GM has nothing on the ground, stateside, in that compact truck segment. But that may be changing…
While not officially confirmed, GM is reportedly developing a compact pickup for the U.S. market that could draw heavily from the Chevrolet Montana, a unibody truck sold in South America.
The Montana, redesigned in 2023, features front-wheel drive, efficient gas engines, and dimensions that would slot nicely under the midsize Colorado in GM’s lineup. A restyled, federalized version could land squarely in Maverick territory if GM decides to greenlight it.
Still, that rumored truck isn’t part of this Hyundai collaboration
The jointly developed compact pickup announced this week will likely be optimized for Latin American buyers. The region requires price sensitivity, repair simplicity, and lower emissions requirements that shape a very different truck market.
The story’s similar with sedans
Hyundai still sells the Elantra in the U.S., but most competitors have walked away. GM hasn’t tried to replace the Cruze, even though budget-conscious drivers haven’t disappeared. They’ve just shifted into crossovers or gone used.
In 2025, GM’s smallest sedan is the Malibu, a midsize option.
One place GM has found success lately: the Chevrolet Trax
After years of ho-hum crossovers, the redesigned 2024 Trax hit the sweet spot: stylish, spacious, and priced under $22,000 to start. It’s become a rare affordable new car that feels like more than just a compromise.

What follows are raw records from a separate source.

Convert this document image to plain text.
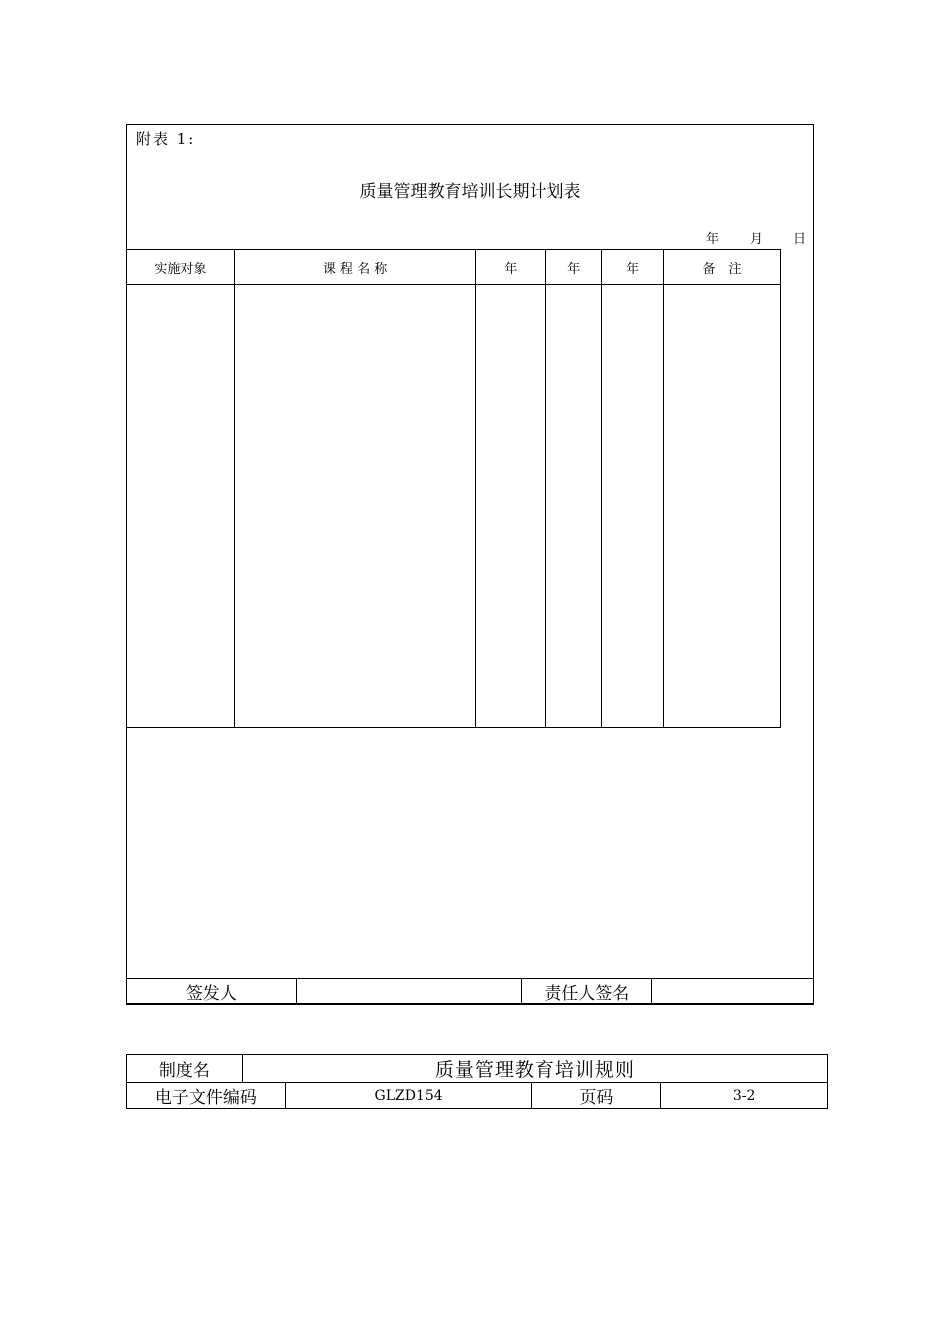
附表 1:
质量管理教育培训长期计划表
年 月 日
实施对象	课 程 名 称	年	年	年	备　注

签发人		责任人签名	
制度名	质量管理教育培训规则			
电子文件编码		GLZD154	页码	3-2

But it’s ICE-only, and GM’s hybrid offerings remain slim, especially as rivals like Toyota double down on gasoline-electric powertrains.
The co-developed compact SUV with Hyundai might have offered a hybrid complement to the Trax, but that too is headed for markets further south.
Why keep these all-new 2028 models out of the U.S.?
Because GM and Hyundai are playing the long game on cost control, regulatory fit, and production scale.
Small vehicles are often unprofitable in the U.S. without major incentives or high sales volume.
American emissions and safety regulations add further cost, and buyers expect more tech and refinement for less money.
It’s a tough sell. But in Central and South America, those same vehicles can be built and sold more affordably, and with the right balance of simplicity and value.
The partnership also extends beyond the products
GM and Hyundai will explore joint sourcing of materials, shared transport and logistics, and even low-carbon steel production to improve supply chain resilience and sustainability across regions.
In the end, this deal makes strategic sense for both companies. Hyundai gets deeper into Latin America without having to carry every cost alone. GM gets to rebuild scale in the segments it has mostly abandoned in the U.S. without the regulatory headache.
If demand builds, the bones of these vehicles could someday be adapted for American roads. But for now, the collaboration stops at the border. Unless you drive for FedEx.